Monday, May. 12, 1975
The Visible Scientist
B.F. Skinner. Margaret Mead. Linus Pauling. Isaac Asimov. Paul Ehrlich. James Watson. What do these people have in common? All are scientists, and their names are more or less household words. They are also included in a group of some 40 scientists* studied by Dr. Rae Goodell, a postdoctoral fellow at M.I.T., for her doctoral thesis at Stanford University's department of communication. She picked them because they have an ability that is rare in the scientific community: to communicate effectively with the public and make headlines.
Goodell's thesis--appropriately entitled "The Visible Scientists" and made public last week--concludes that it is not their discoveries, their popularization of science or their leadership in the scientific world that makes scientists visible. Rather, it is their public involvement, their "activities in the messy world of politics and controversy."

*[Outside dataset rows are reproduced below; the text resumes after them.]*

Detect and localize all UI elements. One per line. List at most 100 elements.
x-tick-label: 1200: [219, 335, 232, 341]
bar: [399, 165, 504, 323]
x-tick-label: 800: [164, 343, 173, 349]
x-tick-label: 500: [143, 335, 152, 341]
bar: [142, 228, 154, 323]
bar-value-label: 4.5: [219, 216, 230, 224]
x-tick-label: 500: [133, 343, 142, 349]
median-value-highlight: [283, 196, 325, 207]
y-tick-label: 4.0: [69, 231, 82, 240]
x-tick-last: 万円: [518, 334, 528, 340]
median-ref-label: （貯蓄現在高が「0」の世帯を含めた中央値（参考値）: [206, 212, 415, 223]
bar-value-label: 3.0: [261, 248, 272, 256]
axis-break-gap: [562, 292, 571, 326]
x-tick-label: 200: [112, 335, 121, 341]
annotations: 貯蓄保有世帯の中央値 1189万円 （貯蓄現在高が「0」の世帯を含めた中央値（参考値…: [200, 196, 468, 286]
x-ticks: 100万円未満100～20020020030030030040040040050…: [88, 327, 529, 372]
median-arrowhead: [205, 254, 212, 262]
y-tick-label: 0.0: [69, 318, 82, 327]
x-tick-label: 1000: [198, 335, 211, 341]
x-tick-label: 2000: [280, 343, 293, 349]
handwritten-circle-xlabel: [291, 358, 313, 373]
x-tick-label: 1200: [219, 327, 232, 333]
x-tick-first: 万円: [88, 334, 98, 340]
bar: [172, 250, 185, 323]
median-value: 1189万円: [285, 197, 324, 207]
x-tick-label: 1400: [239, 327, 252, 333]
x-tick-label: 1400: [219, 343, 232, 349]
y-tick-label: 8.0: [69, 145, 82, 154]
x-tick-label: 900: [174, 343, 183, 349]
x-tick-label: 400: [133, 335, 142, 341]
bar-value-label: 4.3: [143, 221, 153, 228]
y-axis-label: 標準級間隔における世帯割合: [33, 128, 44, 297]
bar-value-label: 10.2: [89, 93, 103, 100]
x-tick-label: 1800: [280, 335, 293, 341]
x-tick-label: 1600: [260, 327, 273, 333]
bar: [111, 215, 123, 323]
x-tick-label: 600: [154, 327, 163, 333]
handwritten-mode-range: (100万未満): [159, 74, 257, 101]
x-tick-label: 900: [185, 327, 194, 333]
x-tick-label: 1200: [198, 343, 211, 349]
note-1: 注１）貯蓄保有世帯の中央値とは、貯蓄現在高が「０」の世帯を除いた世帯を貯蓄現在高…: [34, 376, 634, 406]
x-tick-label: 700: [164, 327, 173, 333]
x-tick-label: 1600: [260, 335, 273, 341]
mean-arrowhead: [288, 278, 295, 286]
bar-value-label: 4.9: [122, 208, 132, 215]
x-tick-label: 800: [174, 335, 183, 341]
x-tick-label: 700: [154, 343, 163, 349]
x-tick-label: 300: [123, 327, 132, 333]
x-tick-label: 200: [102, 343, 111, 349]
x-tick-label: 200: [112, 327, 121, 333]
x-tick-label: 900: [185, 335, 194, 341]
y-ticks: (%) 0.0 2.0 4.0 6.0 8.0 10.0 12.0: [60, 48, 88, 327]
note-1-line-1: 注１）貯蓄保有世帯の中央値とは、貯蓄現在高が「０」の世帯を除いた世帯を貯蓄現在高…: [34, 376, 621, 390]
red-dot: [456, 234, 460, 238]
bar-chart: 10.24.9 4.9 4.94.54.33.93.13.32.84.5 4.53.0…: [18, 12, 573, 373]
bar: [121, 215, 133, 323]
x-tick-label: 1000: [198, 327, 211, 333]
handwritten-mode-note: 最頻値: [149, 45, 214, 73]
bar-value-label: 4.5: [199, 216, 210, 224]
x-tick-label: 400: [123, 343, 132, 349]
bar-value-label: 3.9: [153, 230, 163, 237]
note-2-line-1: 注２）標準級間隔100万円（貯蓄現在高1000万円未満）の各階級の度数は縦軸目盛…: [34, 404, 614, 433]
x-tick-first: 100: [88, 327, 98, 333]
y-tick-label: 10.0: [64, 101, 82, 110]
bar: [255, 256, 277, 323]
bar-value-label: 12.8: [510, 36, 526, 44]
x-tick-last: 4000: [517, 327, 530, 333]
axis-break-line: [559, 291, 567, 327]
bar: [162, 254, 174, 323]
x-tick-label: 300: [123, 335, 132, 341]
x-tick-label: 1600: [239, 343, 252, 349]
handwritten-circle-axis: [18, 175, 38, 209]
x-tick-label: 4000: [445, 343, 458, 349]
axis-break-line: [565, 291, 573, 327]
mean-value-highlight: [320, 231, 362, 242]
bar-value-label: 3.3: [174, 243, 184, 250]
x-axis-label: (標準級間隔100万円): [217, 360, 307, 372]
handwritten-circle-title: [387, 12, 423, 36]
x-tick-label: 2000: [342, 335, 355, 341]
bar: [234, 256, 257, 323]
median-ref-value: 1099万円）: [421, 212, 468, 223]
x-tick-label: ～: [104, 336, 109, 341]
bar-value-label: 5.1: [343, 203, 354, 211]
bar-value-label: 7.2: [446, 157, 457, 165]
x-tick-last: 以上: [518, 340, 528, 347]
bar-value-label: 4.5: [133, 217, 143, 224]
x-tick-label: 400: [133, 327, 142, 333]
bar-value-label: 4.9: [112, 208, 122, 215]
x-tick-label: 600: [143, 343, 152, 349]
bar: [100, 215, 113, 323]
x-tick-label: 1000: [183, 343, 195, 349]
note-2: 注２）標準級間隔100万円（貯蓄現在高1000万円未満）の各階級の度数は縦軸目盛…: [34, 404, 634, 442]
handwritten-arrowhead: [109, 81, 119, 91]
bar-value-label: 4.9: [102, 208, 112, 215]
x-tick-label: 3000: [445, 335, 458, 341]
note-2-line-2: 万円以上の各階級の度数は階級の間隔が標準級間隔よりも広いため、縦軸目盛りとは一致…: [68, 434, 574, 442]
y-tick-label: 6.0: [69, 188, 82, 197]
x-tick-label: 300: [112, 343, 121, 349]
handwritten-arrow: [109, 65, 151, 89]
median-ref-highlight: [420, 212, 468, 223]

Thus Paul Ehrlich, an accomplished researcher in entomology (the study of insects), has become well known by speaking and writing about the population explosion. Biologist Barry Commoner is one of the leading spokesmen for the environmental movement. Linus Pauling, who won a Nobel Prize for his explanation of the nature of chemical bonds, is famous as a peace activist and, more recently, for promoting vitamin C as a cure for the common cold. James Watson, the co-discoverer of the structure of life's master molecule DNA became a public figure only after the publication of his book The Double Helix, a frank and often unflattering view of how scientists choose and achieve their goals.
Colorful Images. Yet it takes more than making a dramatic stand or picking a controversial issue to make a scientist visible. Most of the scientists that Goodell studied are masters of the art of mass communications and are frequently sought out and publicized by the press. Paul Ehrlich, for example, admits that he is using Madison Avenue techniques to sell the public on halting the population explosion. "If they can sell flavored douches," he says, "we can sell anything."
Ehrlich and most of Goodell's other subjects are articulate, can readily translate scientific jargon into understandable English and are at ease in public.
In addition, they all share colorful images. Most of them already have established reputations within their own disciplines. That, says Goodell, makes them more attractive to reporters who are generally reluctant to use unknown scientists as sources for stories. The average age of the scientists on the list at the time of the study was 59 and only one, Astronomer Carl Sagan, was under 40.
Being visible does not help the scientists' research careers. Other scientists see them, Goodell says, "as a pollution in the scientific community," as publicity grabbers who depart from normal scientific channels to communicate their views. These critics complain that their better publicized colleagues may mislead the public because they often speak outside their area of expertise. Biologist George Wald, a Nobel Laureate and vociferous antiwar spokesman, disagrees. "If the scientist is good," he says, "his field is reality, and that covers an awful lot of ground. I think that the scientist can be that rare, disinterested person who calls it the way he sees it."
* Some of the other most recognizable scientists: Jonas Salk, Wernher von Braun, William Shockley, Edward Teller, Rene Dubos, Glenn Seaborg, Carl Sagan.